How many of the other journalists knew? Was he not in the loop on this since he’d failed to scream his political allegiance to Isengrim from the rooftops?
“And then there’s today’s.” Nora tossed down this morning’s edition, Isengrim’s Sixth Letter to the People of Walstad . She’d already circled the letters. They spelled out a time only:
Eight tonight
So. That’s how the Grims were arranging meetings that the police couldn’t bust up.
Back before Isengrim, the Egalitarian People’s Party would boldly flyer the whole city, letting them know where their rallies would be held. It might as well have been an invitation to come bust the place up. But the cops couldn’t bust up a rally they couldn’t find…
“So eight o’clock, where?” August asked.
“Here I’d been hoping you might know that,” Nora said, leaning back in the chair. “And you have the gall to write about me being brainless.”
“I mean, if you really think it’s a good idea for you to go to a Grim rally, then I might stand by that.” Nora had never wavered, not since the night of the Veritaz, in her belief that the Grims were behind her mother’s death. That whatever the police officer in the photos had done had been on the orders of Isengrim. That Lukas Schuld had confessed to protect Isengrim. That finding answers would lead her to the man who most wanted to bring her family to their knees.
And now she’d found a way to get to him directly.
“Well, you know, I’ve been hoping to speak with the famous Isengrim. Discuss the weather, the rising price of wheat, which wealthy people he might have killed lately…”
August understood Nora well enough now to know that trying to dissuade her when she had an idea set in her mind was impossible. But he also had to try to be the voice of reason.
“You know who you are, don’t you?”
“The entire city knows who I am.”
“Exactly. And you want to go into the wolf’s den.”

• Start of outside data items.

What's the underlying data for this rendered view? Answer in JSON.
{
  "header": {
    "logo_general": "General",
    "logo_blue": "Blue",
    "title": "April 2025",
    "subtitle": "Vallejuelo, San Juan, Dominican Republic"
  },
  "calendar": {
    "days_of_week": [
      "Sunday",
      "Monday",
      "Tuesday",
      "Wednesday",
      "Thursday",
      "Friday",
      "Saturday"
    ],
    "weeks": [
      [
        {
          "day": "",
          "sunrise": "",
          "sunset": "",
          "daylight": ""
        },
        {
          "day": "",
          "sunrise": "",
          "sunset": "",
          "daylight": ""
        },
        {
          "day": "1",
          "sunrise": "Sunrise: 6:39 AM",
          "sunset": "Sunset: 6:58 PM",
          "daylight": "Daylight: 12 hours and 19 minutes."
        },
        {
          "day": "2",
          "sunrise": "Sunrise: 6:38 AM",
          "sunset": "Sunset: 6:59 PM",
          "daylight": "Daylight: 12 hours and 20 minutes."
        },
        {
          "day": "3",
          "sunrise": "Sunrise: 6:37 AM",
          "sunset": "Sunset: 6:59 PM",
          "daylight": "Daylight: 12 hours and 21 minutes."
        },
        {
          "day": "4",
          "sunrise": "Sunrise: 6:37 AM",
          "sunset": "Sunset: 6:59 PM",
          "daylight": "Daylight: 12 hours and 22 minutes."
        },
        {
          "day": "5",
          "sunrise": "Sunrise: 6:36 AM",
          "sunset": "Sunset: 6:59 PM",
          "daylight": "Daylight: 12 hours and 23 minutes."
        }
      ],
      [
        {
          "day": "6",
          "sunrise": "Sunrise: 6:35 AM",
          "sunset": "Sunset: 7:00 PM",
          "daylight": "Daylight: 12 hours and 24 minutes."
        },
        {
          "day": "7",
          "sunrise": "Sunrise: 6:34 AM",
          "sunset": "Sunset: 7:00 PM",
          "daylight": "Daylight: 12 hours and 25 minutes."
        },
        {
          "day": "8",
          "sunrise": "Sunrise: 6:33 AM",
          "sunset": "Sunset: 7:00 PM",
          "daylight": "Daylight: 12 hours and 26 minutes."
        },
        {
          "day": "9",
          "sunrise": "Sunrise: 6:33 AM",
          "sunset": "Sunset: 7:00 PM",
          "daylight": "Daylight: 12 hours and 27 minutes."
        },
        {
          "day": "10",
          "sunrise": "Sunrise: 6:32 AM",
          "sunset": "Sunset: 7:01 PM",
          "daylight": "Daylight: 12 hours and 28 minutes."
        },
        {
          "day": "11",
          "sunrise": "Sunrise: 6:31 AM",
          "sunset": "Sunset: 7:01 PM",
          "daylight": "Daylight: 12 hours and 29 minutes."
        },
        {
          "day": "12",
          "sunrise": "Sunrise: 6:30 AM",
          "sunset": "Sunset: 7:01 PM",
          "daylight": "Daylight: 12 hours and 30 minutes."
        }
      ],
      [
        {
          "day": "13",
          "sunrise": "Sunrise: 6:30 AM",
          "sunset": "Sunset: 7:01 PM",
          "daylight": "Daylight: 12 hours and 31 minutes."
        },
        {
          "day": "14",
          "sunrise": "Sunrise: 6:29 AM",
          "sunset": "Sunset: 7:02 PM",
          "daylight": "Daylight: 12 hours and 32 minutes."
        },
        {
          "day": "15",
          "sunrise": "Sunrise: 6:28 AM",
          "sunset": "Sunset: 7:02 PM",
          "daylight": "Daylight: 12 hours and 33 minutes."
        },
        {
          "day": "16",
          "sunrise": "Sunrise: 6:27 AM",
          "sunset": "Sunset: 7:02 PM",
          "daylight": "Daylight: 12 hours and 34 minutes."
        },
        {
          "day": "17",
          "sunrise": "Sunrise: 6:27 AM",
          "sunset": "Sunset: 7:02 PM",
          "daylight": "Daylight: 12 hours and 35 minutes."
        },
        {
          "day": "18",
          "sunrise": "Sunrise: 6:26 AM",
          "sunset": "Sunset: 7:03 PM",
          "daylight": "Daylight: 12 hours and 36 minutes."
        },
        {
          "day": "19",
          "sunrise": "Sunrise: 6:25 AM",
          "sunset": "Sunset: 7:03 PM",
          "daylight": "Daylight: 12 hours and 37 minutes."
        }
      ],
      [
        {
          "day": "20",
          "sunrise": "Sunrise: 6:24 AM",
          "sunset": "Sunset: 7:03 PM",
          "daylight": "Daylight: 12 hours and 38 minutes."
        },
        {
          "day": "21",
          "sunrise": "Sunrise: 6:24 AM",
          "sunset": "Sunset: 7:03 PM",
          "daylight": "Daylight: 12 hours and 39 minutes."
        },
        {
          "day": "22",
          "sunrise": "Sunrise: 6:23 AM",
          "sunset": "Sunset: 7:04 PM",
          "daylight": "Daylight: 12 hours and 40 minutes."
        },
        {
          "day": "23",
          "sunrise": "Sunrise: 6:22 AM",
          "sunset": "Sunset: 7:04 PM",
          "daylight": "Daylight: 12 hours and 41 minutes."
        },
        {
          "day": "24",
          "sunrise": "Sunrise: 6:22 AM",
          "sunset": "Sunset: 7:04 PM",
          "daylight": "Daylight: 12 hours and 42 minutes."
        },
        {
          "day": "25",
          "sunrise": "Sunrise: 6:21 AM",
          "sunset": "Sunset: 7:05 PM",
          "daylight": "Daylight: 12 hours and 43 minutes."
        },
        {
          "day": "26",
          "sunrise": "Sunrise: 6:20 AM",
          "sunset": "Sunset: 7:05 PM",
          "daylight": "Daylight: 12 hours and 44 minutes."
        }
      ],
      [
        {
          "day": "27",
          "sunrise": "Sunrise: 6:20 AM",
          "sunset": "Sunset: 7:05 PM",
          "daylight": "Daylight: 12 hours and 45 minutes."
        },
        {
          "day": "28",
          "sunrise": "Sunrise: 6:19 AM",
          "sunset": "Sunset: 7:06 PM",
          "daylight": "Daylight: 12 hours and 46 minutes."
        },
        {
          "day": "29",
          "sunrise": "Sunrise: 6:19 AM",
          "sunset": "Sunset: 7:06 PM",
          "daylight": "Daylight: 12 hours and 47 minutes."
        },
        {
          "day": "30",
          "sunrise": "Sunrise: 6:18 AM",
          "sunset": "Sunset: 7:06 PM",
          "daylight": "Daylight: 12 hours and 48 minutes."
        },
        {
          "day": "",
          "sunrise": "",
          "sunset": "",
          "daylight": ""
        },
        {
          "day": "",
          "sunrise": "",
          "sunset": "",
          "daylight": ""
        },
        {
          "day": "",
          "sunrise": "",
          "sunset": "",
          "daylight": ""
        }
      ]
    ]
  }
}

“Only if I can find it. Whatever the code for the location is, it’s better hidden than the time.”
Nora’s eyes locked with his, and August felt the thrill of danger go through him. But also the thrill of getting a step closer to answers. To the story he needed. The lure of the con, his father would call it.
“Do you really expect me to believe you’re not smart enough to figure this out before tonight?”